UK – The pan-European infrastructure fund of Macquarie Bank Group, which is backed by institutional investors such as Dutch pension fund ABP, says it is on target to achieve €1bn before its final close later in the year.

The fund announced this week it had reached investor commitments of over €750m while it is on schedule to reach the €1bn mark.

The fund, which is managed by a member of the Macquarie Bank Group of Australia, called it a “significant milestone”.

The infrastructure fund calls itself a “wholesale vehicle targeting investments in infrastructure and related assets in European OECD countries”.
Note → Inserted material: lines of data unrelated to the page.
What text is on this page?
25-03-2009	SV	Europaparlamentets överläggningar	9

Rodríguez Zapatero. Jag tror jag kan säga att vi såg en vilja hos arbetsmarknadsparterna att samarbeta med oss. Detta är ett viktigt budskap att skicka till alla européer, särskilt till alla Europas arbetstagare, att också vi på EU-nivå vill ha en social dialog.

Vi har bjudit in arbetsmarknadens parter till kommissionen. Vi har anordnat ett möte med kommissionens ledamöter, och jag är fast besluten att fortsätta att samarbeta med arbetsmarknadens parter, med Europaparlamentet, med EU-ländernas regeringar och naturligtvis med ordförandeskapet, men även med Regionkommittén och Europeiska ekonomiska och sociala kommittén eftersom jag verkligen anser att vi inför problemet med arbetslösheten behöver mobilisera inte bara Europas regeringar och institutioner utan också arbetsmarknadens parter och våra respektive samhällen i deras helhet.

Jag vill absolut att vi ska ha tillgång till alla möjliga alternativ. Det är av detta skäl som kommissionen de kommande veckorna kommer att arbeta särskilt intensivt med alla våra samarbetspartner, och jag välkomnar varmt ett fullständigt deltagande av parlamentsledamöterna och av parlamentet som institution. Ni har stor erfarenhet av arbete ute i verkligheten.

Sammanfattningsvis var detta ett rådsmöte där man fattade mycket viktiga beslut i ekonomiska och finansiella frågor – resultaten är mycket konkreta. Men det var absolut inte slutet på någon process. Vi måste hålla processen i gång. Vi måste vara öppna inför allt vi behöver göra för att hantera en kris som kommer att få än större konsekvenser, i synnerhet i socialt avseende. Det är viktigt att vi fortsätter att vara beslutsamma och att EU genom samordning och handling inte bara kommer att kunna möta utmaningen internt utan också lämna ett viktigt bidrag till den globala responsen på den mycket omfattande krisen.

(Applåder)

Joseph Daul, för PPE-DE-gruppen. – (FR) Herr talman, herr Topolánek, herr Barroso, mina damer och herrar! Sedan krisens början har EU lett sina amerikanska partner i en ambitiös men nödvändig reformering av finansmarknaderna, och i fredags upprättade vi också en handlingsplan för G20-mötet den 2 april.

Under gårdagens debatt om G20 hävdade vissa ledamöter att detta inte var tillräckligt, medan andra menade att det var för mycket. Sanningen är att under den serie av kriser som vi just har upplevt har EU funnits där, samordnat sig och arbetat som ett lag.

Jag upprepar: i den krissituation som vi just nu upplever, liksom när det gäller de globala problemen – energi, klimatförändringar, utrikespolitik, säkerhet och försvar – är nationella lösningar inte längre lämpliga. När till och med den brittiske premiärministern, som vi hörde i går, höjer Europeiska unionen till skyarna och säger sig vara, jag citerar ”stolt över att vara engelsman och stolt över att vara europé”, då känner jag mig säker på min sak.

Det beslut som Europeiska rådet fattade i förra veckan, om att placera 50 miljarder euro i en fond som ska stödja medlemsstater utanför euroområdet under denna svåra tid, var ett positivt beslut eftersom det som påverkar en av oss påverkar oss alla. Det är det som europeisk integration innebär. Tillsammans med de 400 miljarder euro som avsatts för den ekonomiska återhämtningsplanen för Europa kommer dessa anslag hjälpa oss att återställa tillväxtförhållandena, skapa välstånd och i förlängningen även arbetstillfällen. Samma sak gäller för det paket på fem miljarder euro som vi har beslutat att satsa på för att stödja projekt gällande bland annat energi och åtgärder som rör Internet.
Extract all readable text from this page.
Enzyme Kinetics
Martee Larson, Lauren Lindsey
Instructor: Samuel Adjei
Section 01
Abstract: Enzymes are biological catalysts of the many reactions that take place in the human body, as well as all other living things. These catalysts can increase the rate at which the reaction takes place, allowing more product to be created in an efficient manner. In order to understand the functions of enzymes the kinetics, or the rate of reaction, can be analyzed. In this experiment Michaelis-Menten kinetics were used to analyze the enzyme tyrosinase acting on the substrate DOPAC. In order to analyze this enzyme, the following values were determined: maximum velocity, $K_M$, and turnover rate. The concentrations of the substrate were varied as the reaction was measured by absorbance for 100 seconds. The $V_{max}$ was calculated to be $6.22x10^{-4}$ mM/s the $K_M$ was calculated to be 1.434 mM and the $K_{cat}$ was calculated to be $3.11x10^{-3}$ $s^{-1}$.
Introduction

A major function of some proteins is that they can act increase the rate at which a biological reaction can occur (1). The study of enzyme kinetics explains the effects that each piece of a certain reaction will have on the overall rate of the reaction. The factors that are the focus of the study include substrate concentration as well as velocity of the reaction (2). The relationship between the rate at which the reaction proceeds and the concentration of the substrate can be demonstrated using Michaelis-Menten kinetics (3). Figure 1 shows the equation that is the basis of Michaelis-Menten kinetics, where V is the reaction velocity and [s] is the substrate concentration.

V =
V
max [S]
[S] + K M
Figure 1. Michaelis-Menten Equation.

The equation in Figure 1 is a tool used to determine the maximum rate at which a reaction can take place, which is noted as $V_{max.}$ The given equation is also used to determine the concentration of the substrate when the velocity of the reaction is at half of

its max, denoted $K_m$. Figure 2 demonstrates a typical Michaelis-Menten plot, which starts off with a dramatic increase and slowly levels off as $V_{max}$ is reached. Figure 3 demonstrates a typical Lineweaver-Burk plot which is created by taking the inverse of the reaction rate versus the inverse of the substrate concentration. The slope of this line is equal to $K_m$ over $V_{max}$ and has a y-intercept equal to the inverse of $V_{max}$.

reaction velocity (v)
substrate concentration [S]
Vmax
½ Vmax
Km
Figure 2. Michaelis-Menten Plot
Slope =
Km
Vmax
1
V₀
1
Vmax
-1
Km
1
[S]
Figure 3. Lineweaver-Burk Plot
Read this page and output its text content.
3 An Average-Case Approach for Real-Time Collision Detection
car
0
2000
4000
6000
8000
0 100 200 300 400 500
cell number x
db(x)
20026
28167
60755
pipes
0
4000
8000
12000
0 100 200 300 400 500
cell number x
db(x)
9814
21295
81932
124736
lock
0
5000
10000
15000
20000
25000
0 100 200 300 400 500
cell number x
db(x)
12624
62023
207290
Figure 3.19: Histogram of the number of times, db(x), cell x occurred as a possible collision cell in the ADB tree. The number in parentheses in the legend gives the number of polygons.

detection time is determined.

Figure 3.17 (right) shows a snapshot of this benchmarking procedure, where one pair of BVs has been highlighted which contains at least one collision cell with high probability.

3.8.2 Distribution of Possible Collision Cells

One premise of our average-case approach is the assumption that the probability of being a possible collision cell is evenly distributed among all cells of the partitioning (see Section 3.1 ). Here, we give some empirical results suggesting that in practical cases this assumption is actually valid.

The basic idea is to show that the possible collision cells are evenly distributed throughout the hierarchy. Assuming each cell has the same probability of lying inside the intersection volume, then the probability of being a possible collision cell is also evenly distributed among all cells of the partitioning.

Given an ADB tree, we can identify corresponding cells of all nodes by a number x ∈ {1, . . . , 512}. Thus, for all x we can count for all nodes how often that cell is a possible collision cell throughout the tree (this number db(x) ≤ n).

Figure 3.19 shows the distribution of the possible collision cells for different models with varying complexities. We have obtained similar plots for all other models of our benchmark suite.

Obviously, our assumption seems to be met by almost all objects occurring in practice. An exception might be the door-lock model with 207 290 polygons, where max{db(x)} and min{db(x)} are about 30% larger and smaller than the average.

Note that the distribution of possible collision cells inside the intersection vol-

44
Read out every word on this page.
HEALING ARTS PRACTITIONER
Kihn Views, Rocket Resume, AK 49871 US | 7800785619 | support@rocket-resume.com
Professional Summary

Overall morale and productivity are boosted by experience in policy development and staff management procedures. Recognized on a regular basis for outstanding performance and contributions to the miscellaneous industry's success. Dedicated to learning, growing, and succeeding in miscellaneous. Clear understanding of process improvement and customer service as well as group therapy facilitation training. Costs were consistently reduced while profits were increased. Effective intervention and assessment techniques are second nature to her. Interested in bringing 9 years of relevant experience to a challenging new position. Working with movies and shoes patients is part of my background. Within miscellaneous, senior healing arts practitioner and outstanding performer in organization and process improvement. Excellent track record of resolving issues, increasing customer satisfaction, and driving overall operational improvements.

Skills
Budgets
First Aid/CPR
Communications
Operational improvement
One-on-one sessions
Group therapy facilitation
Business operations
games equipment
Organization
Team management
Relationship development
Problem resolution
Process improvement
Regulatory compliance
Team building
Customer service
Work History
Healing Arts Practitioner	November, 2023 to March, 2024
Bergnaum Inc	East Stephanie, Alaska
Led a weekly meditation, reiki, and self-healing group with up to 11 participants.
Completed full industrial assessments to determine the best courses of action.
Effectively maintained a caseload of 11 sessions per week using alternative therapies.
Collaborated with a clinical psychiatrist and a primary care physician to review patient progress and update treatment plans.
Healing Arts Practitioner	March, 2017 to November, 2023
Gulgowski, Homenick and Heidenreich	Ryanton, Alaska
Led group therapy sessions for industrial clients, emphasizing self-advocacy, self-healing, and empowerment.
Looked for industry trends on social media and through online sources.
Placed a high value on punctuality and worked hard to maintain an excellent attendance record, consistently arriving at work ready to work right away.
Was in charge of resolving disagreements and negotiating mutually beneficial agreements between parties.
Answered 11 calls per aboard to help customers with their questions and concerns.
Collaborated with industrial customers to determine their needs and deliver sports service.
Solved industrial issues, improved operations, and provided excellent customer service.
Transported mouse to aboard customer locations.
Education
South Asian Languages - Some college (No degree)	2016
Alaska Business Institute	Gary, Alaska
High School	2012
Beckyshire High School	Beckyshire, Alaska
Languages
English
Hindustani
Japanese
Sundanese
Since its launch in April last year, the fund has secured commitments of more than €320m from investors including Canada Pension Plan Investment Board and HSH Nordbank of Germany as well as other institutions from Europe, North America and Australasia.

The funds’ earliest investors were Europe’s biggest pension fund ABP, Italy’s biggest insurer Generali, Dexia of France and CDP of Canada.

“Infrastructure is emerging strongly as an alternative asset class,” said Jim Craig, head of Macquarie Europe and managing director of MEIF.

“Pension funds and other institutional investors are seeing the potential in the unique characteristics of infrastructure investments which offer comparatively stable, long-term, real returns and provide a good match for long-dated liabilities,” he said.

The fund said it had already committed more than half of its funds, with investments in companies varying from UK utility South East Water and Arlanda Express, the Swedish high-speed rail service, to Brussels International Airport and the Wales & West gas distribution network.